Thailand banjir, industri mulai cemas



JAKARTA. Banjir yang melanda beberapa daerah di Thailand telah menelan banyak korban. Tak hanya korban jiwa tapi juga kerugian ekonomi. Tak hanya bagi Thailand, banjir di sana dipastikan berdampak ke Indonesia.

Tutupnya sejumlah pabrik dan terhentinya transportasi di area banjir di Thailand akan menghambat pengiriman bahan baku ke Indonesia. Padahal, banyak industri di Tanah Air mengandalkan pasokan bahan baku dari Thailand.
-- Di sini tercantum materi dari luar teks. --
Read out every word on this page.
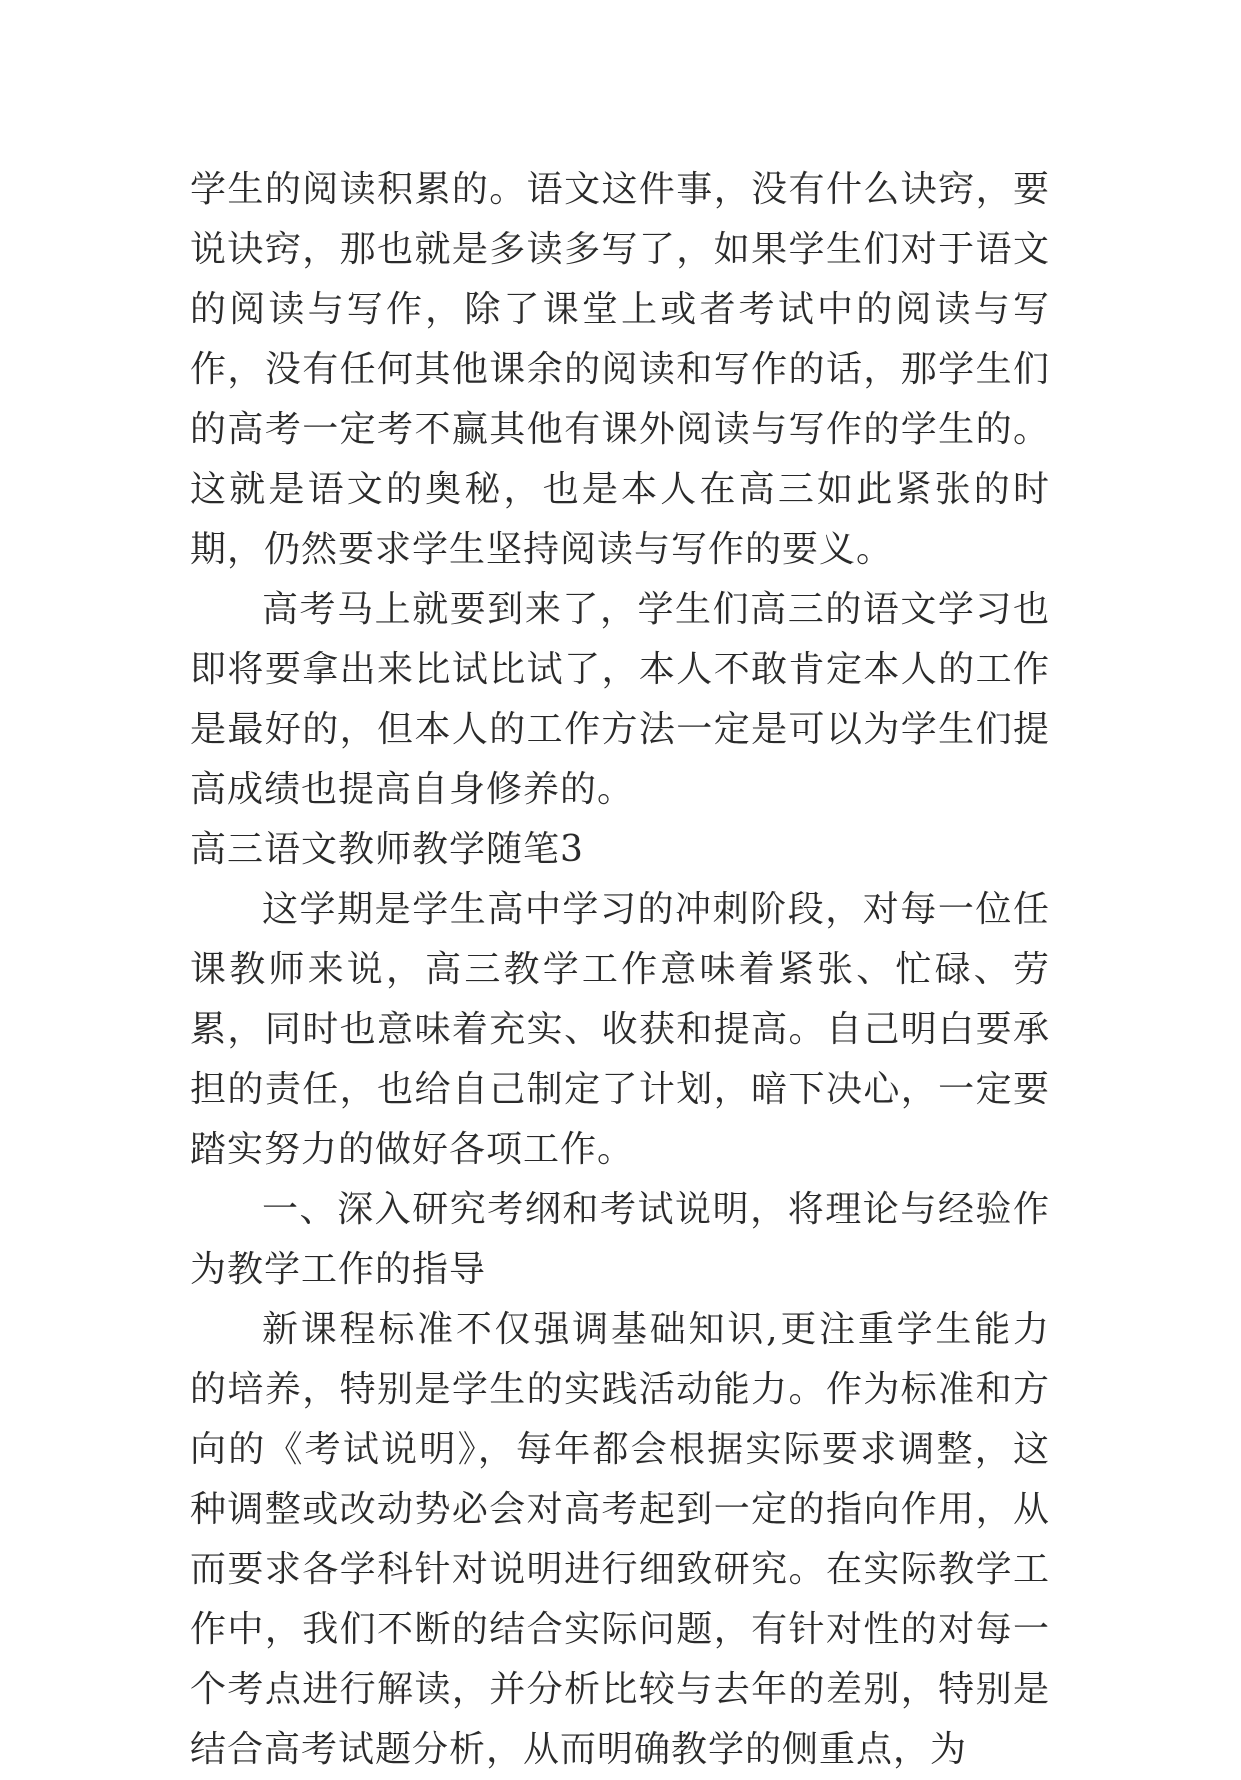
学生的阅读积累的。语文这件事，没有什么诀窍，要说诀窍，那也就是多读多写了，如果学生们对于语文的阅读与写作，除了课堂上或者考试中的阅读与写作，没有任何其他课余的阅读和写作的话，那学生们的高考一定考不赢其他有课外阅读与写作的学生的。这就是语文的奥秘，也是本人在高三如此紧张的时期，仍然要求学生坚持阅读与写作的要义。

高考马上就要到来了，学生们高三的语文学习也即将要拿出来比试比试了，本人不敢肯定本人的工作是最好的，但本人的工作方法一定是可以为学生们提高成绩也提高自身修养的。

高三语文教师教学随笔3

这学期是学生高中学习的冲刺阶段，对每一位任课教师来说，高三教学工作意味着紧张、忙碌、劳累，同时也意味着充实、收获和提高。自己明白要承担的责任，也给自己制定了计划，暗下决心，一定要踏实努力的做好各项工作。

一、深入研究考纲和考试说明，将理论与经验作为教学工作的指导

新课程标准不仅强调基础知识,更注重学生能力的培养，特别是学生的实践活动能力。作为标准和方向的《考试说明》，每年都会根据实际要求调整，这种调整或改动势必会对高考起到一定的指向作用，从而要求各学科针对说明进行细致研究。在实际教学工作中，我们不断的结合实际问题，有针对性的对每一个考点进行解读，并分析比较与去年的差别，特别是结合高考试题分析，从而明确教学的侧重点，为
Sekretaris Jenderal Gabungan Pengusaha Ekspor dan Impor Indonesia (GPEI) Toto Dirgantoro menuturkan, industri yang terkena imbas adalah industri makanan dan minuman. "Industri ini bergantung dari pasokan gula tebu (raw sugar) di Thailand," ungkapnya, Kamis, (13/10).


Mengacu data Badan Pusat Statistik (BPS), impor produk migas dan non migas dari Thailand dari Januari hingga Agustus 2011 mencapai US$ 6,95 miliar. Dari angka tersebut, terbesar adalah gula tebu yakni US$ 615,47 juta. "Jika pasokan terhambat, pengusaha akan kesulitan produksi," ujar Toto.
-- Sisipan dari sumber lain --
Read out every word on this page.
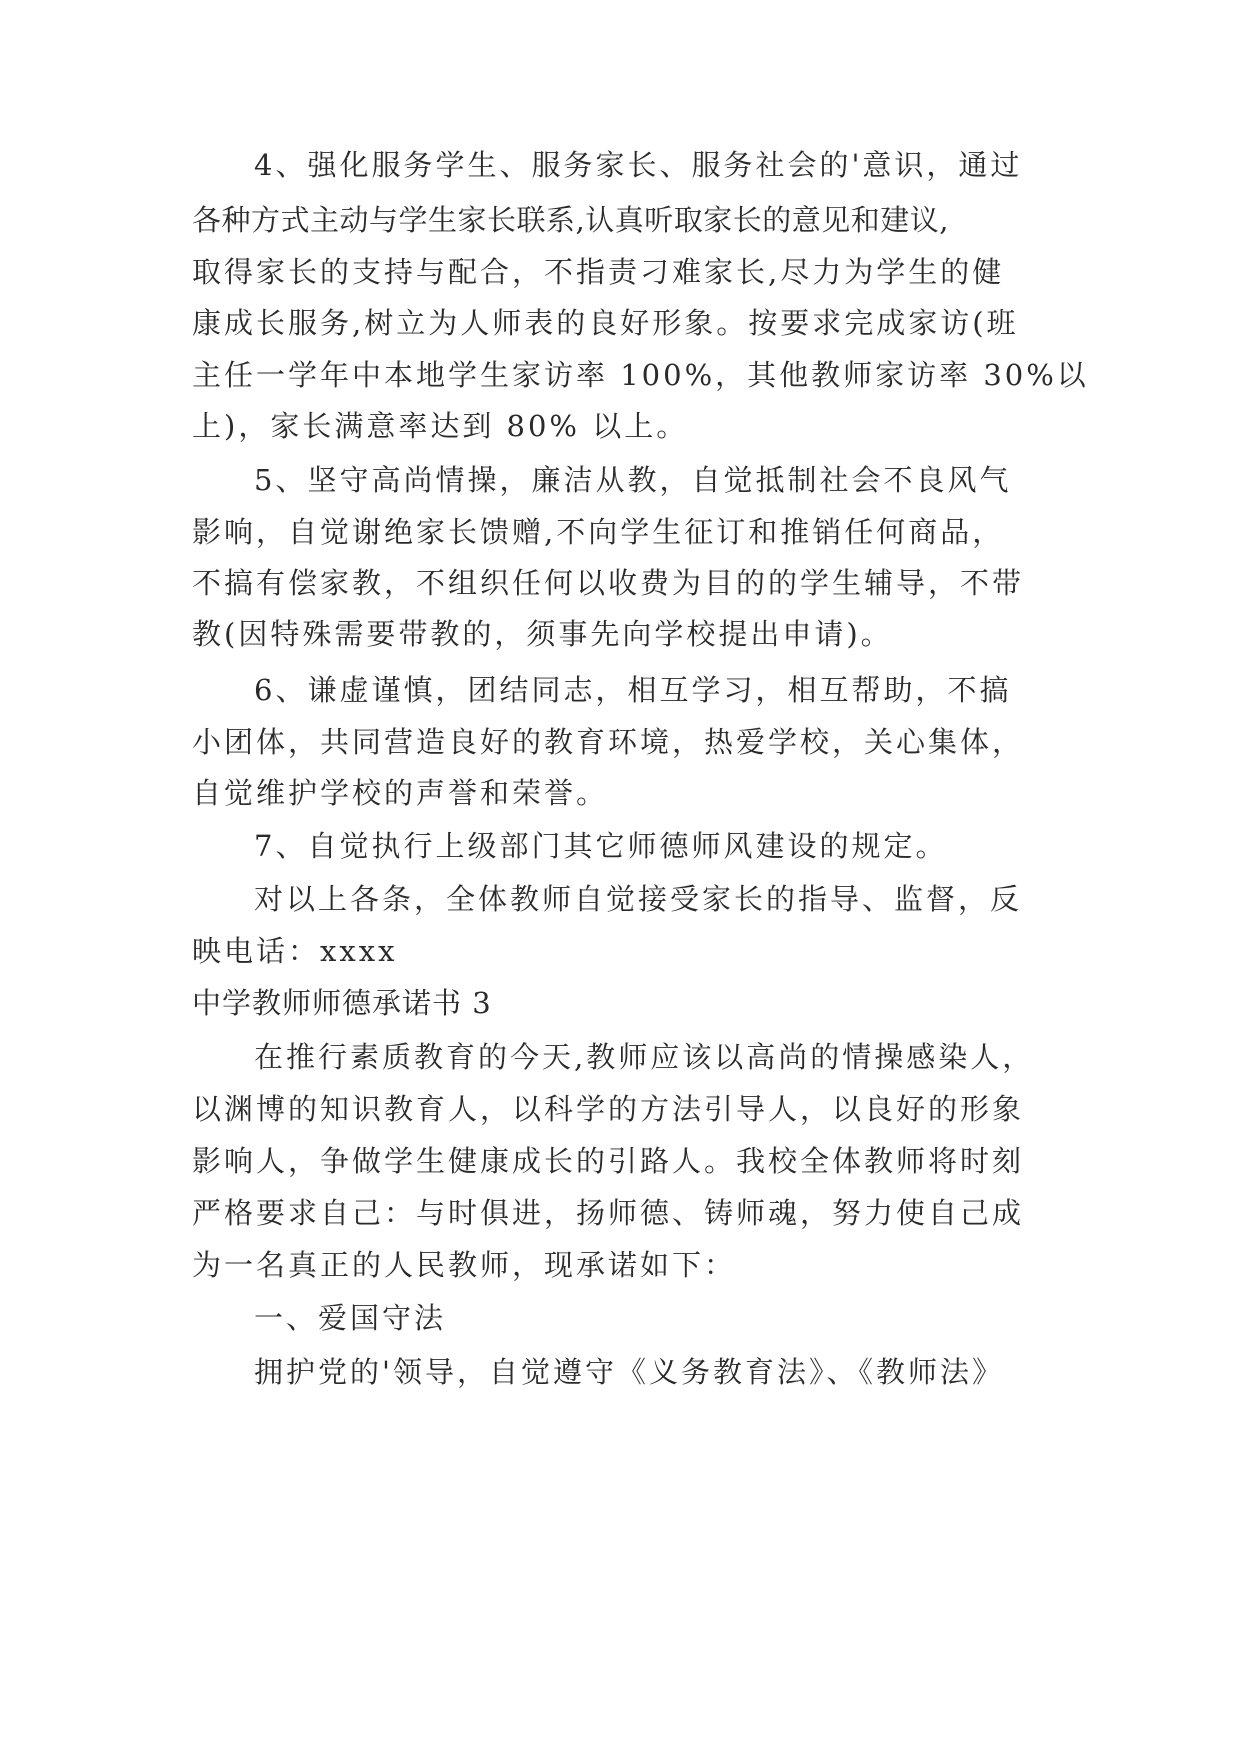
4、强化服务学生、服务家长、服务社会的'意识，通过
各种方式主动与学生家长联系,认真听取家长的意见和建议,
取得家长的支持与配合，不指责刁难家长,尽力为学生的健
康成长服务,树立为人师表的良好形象。按要求完成家访(班
主任一学年中本地学生家访率 100%，其他教师家访率 30%以
上)，家长满意率达到 80% 以上。
5、坚守高尚情操，廉洁从教，自觉抵制社会不良风气
影响，自觉谢绝家长馈赠,不向学生征订和推销任何商品，
不搞有偿家教，不组织任何以收费为目的的学生辅导，不带
教(因特殊需要带教的，须事先向学校提出申请)。
6、谦虚谨慎，团结同志，相互学习，相互帮助，不搞
小团体，共同营造良好的教育环境，热爱学校，关心集体，
自觉维护学校的声誉和荣誉。
7、自觉执行上级部门其它师德师风建设的规定。
对以上各条，全体教师自觉接受家长的指导、监督，反
映电话：xxxx
中学教师师德承诺书 3
在推行素质教育的今天,教师应该以高尚的情操感染人，
以渊博的知识教育人，以科学的方法引导人，以良好的形象
影响人，争做学生健康成长的引路人。我校全体教师将时刻
严格要求自己：与时俱进，扬师德、铸师魂，努力使自己成
为一名真正的人民教师，现承诺如下：
一、爱国守法
拥护党的'领导，自觉遵守《义务教育法》、《教师法》
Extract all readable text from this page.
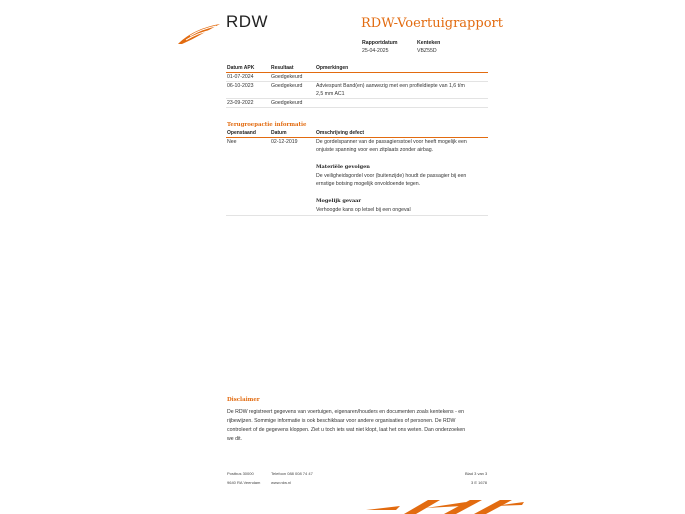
RDW	RDW-Voertuigrapport
Rapportdatum
25-04-2025
Kenteken
VBZ55D
Datum APK	Resultaat	Opmerkingen
01-07-2024	Goedgekeurd
06-10-2023	Goedgekeurd	Adviespunt Band(en) aanwezig met een profieldiepte van 1,6 t/m
2,5 mm AC1
23-09-2022	Goedgekeurd
Terugroepactie informatie
Openstaand	Datum	Omschrijving defect
Nee	02-12-2019	De gordelspanner van de passagiersstoel voor heeft mogelijk een
onjuiste spanning voor een zitplaats zonder airbag.
Materiële gevolgen
De veiligheidsgordel voor (buitenzijde) houdt de passagier bij een
ernstige botsing mogelijk onvoldoende tegen.
Mogelijk gevaar
Verhoogde kans op letsel bij een ongeval
Disclaimer
De RDW registreert gegevens van voertuigen, eigenaren/houders en documenten zoals kentekens - en
rijbewijzen. Sommige informatie is ook beschikbaar voor andere organisaties of personen. De RDW
controleert of de gegevens kloppen. Ziet u toch iets wat niet klopt, laat het ons weten. Dan onderzoeken
we dit.
Postbus 30000
9640 RA Veendam
Telefoon 088 008 74 47
www.rdw.nl
Blad 3 van 3
3 E 1678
Gangguan pasokan terjadi karena sejumlah fasilitas dan layanan transportasi di Thailand tergenang banjir. Ini berpengaruh terhadap proses pengapalan (shipment).

Jamaknya, pengiriman barang dari Thailand ke Indonesia memakan waktu satu hingga dua minggu diprediksi akan molor. "Selain pengiriman molor, banjir bisa mengancam kualitas produk," ungkapnya.
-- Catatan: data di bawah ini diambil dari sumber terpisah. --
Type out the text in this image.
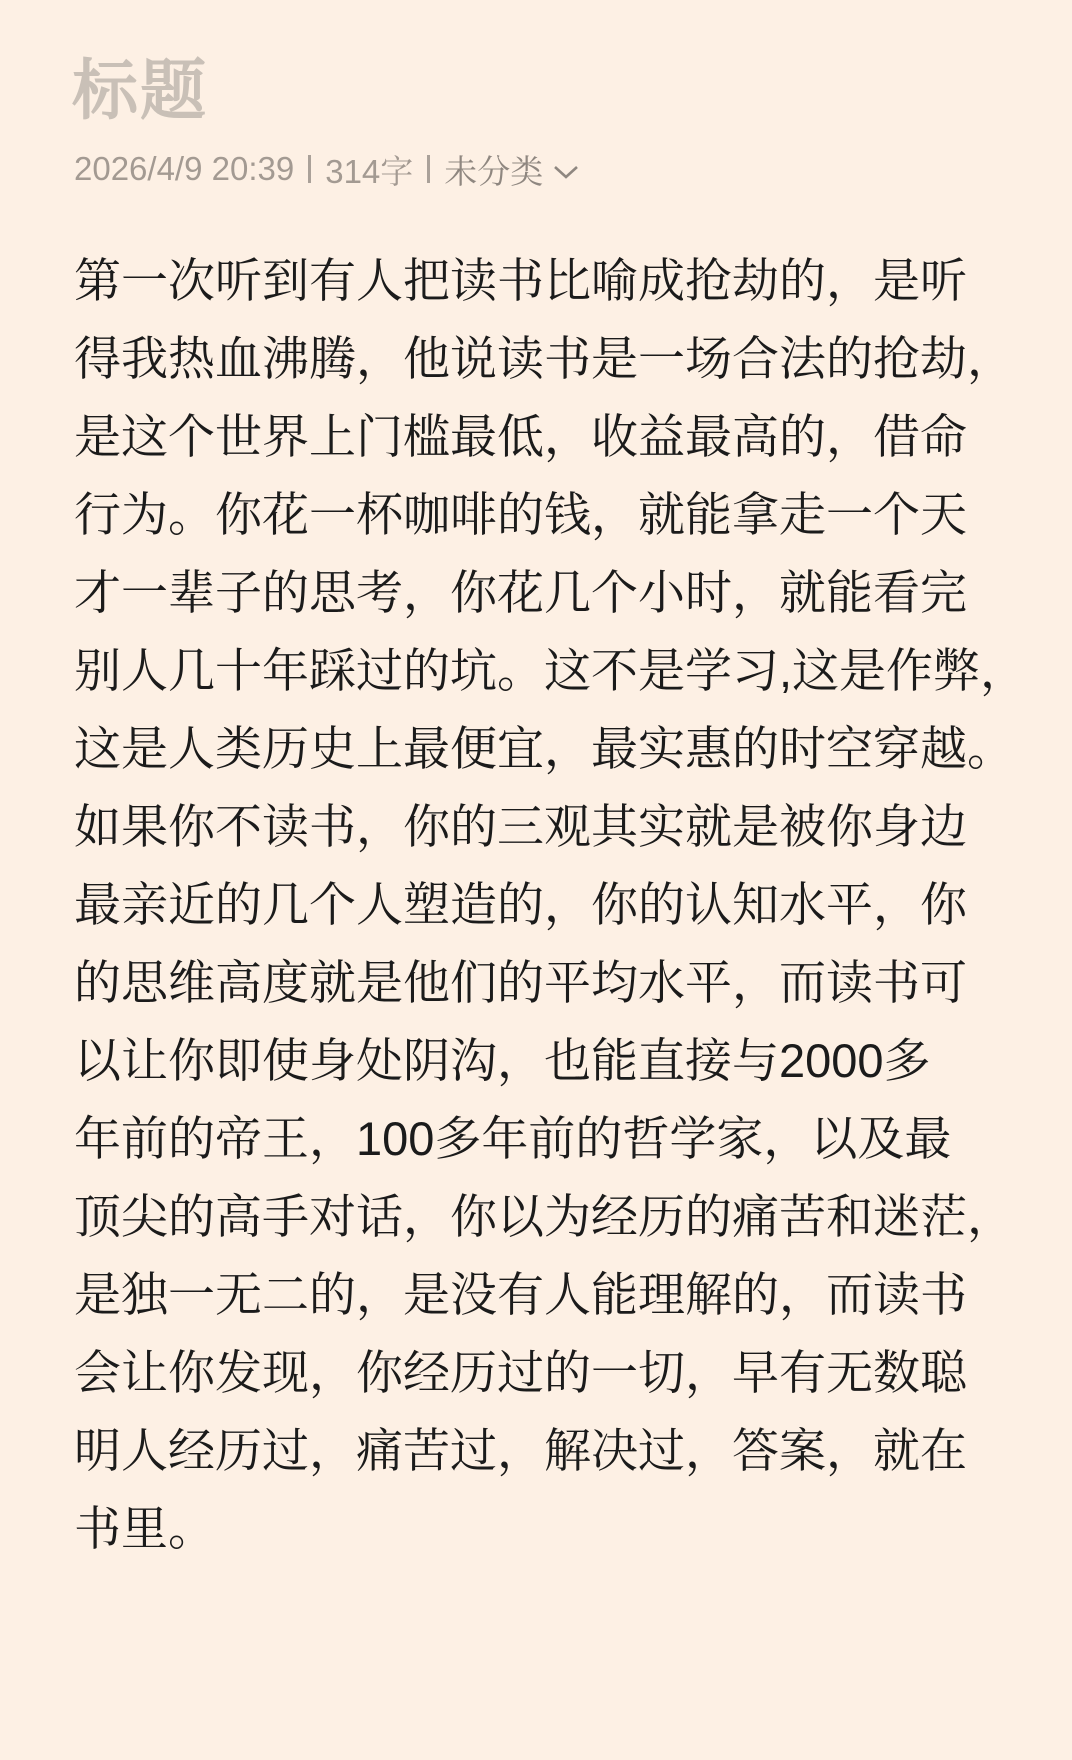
标题
2026/4/9 20:39 314字 未分类
第一次听到有人把读书比喻成抢劫的，是听
得我热血沸腾，他说读书是一场合法的抢劫，
是这个世界上门槛最低，收益最高的，借命
行为。你花一杯咖啡的钱，就能拿走一个天
才一辈子的思考，你花几个小时，就能看完
别人几十年踩过的坑。这不是学习,这是作弊，
这是人类历史上最便宜，最实惠的时空穿越。
如果你不读书，你的三观其实就是被你身边
最亲近的几个人塑造的，你的认知水平，你
的思维高度就是他们的平均水平，而读书可
以让你即使身处阴沟，也能直接与2000多
年前的帝王，100多年前的哲学家，以及最
顶尖的高手对话，你以为经历的痛苦和迷茫，
是独一无二的，是没有人能理解的，而读书
会让你发现，你经历过的一切，早有无数聪
明人经历过，痛苦过，解决过，答案，就在
书里。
Tidak mustahil memang. Salah satunya produk beras. Banjir bakal mengganggu pengadaan stok beras di Indonesia sekaligus kualitasnya.

Menurut Sutarto Alimoes, Direktur Utama Perum Bulog, banjir Thailand akan menghambat pemerintah untuk melakukannegosiasi pembelian beras sebanyak 300.000 ton yang telah dipesan sejak akhir Juli 2011 lalu. "Status terakhir kami sudah berkirim surat, namun kami tidak bisa mengirimkan tim ke sana untuk memastikan negosiasi harga karena banjir," ungkapya.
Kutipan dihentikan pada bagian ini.